By Peggy Fletcher Stack
The Salt Lake Tribune

    Archbishop Iakovos was the Pope John Paul II of the Greek Orthodox Church - at least on this side of the Atlantic.
    Iakovos, spiritual leader of more than 2 million members of the Greek Orthodox Archdiocese of North and South America from 1959 to 1996, elevated the immigrant, outsider church to become a major player among U.S. religions. He reached out to other faiths, including Catholics, Anglicans, Lutherans and Southern BaptistsΒ. He met every U.S. president from Eisenhower to Clinton and was the first Greek Orthodox leader in 350 years to meet with a pope. He also met two LDS Church presidents - David O. McKay and Ezra Taft Benson.
    He championed human rights, marching alongside the Rev. Martin Luther King Jr. in Selma, Ala., in 1965. And the black-garbed leader energized a generation of young believers with his charisma, sermons and openness. He brought English into the liturgy, while holding steady on traditional beliefs. And he loved baseball, especially the Boston Red Sox.
    Iakovos' death Sunday in Stamford, Conn., at the age of 93 marks "the end of the golden age of orthodoxy in America,'' said the Rev. George Poulos, who wrote a book on Iakovos. ''There's no one on the horizon who can equal his abilities and his character and his faith.''
    "He exemplified what a clergyman and spiritual father should be," said the Rev. Michael Kouremetis, head priest of Salt Lake City's Greek Orthodox community. "Many of us who serve the church today model our ministry on his example."
    And many Utahns agree.
    "It's too bad," said Con Skedros, who met Iakovos on many   occasions. "He was controversial on some issues, but overall people were proud to say he was the leader of their church. We need leaders like him in the church today."
    Iakovos visited Utah a number of times between 1960 and 1991, when he came to consecrate Prophet Elias Greek Orthodox Church in Holladay.
   Many in the Greek church here thrilled to meet him or hear him preach. Some had long-standing personal relationships with the leader, including the late Bill Cocorinis, who used to make the Orthodox primate laugh.
    "He could be intimidating, but he had a warm, human side," said Cocorinis' son-in-law, Geoffrey Mangum, whose two children were baptized by Iakovos.
    Born Demetrios Coucouzis in Turkey, he took the name Iakovos, which means James, when he was ordained

  a deacon after earning a master's degree at the Ecumenical Patriarch's Theological School in Istanbul in 1934. Arriving in the United States in 1939, he was ordained to the priesthood in Lowell, Mass., in 1940 and became a U.S. citizen 10 years later. He spoke several languages and could hold children as well as adults spellbound by his sermons, Poulos said.
    But Iakovos' outspokenness on human rights at home and abroad made him an outcast in his homeland, which refused to allow him to attend his parents' funerals.
    And his drive towards Christian unity may have led to his retirement.

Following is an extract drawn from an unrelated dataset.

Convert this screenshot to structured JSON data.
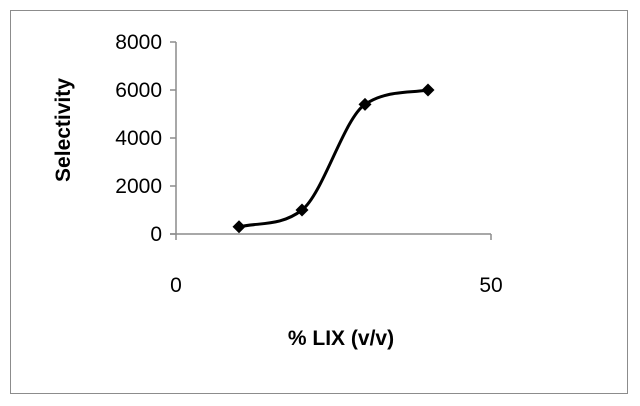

    Iakovos came into conflict with Ecumenical Patriarch Bartholomew, the titular leader of world Orthodoxy, in 1994 after he convened a meeting of 29 bishops from the 10 North American branches of Eastern Orthodoxy.
      In an unprecedented move, the bishops recommended placing all of the churches under one administrative umbrella while maintaining ties to their separate ''mother churches'' in Greece, Russia and the other countries.

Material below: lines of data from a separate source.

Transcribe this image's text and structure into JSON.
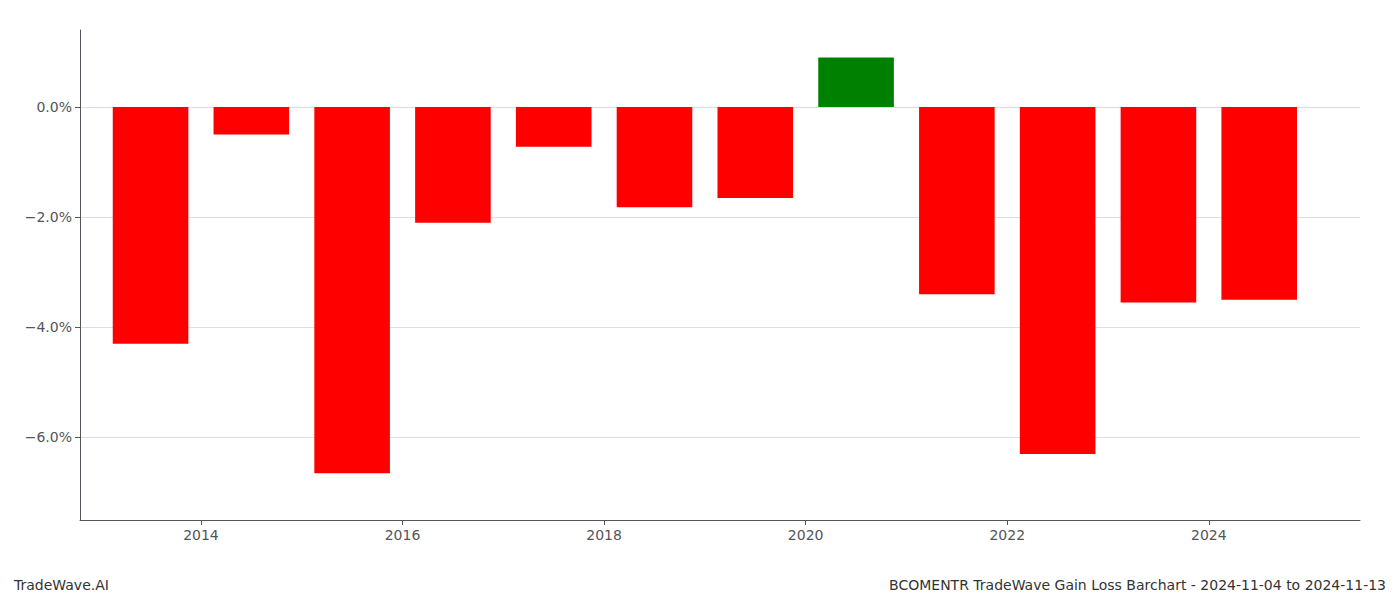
{
  "chart_data": {
    "type": "bar",
    "x": [
      2013.5,
      2014.5,
      2015.5,
      2016.5,
      2017.5,
      2018.5,
      2019.5,
      2020.5,
      2021.5,
      2022.5,
      2023.5,
      2024.5
    ],
    "values": [
      -4.3,
      -0.5,
      -6.65,
      -2.1,
      -0.72,
      -1.82,
      -1.65,
      0.9,
      -3.4,
      -6.3,
      -3.55,
      -3.5
    ],
    "colors": [
      "#ff0000",
      "#ff0000",
      "#ff0000",
      "#ff0000",
      "#ff0000",
      "#ff0000",
      "#ff0000",
      "#008000",
      "#ff0000",
      "#ff0000",
      "#ff0000",
      "#ff0000"
    ],
    "xlim": [
      2012.8,
      2025.5
    ],
    "xticks": [
      2014,
      2016,
      2018,
      2020,
      2022,
      2024
    ],
    "ylim": [
      -7.5,
      1.4
    ],
    "yticks": [
      {
        "value": 0.0,
        "label": "0.0%"
      },
      {
        "value": -2.0,
        "label": "−2.0%"
      },
      {
        "value": -4.0,
        "label": "−4.0%"
      },
      {
        "value": -6.0,
        "label": "−6.0%"
      }
    ],
    "grid": true,
    "annotations": [
      "TradeWave.AI",
      "BCOMENTR TradeWave Gain Loss Barchart - 2024-11-04 to 2024-11-13"
    ]
  }
}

   It is widely assumed that Bartholomew forced Iakovos to resign in 1996 because he had endorsed the idea.
   After Iakovos' retirement, church officials split the North and South American Greek Orthodox archdiocese into four sections, and Metropolitan Spyridon was appointed as Archbishop of America, serving followers in the United States only.
   He resigned in 1999 and was replaced by the current archbishop, Demetrios.
   In a statement, Demetrios hailed Iakovos as ''a superb archbishop who offered to the church an intense, continuous, multifaceted and creative pastoral   activity.''
    Iakovos will lie in state at the Archdiocesan Cathedral of the Holy Trinity in New York City throughout today and his funeral, which Kouremetis will attend, is scheduled for Thursday morning.
   ---
    The Associated Press contributed to this report.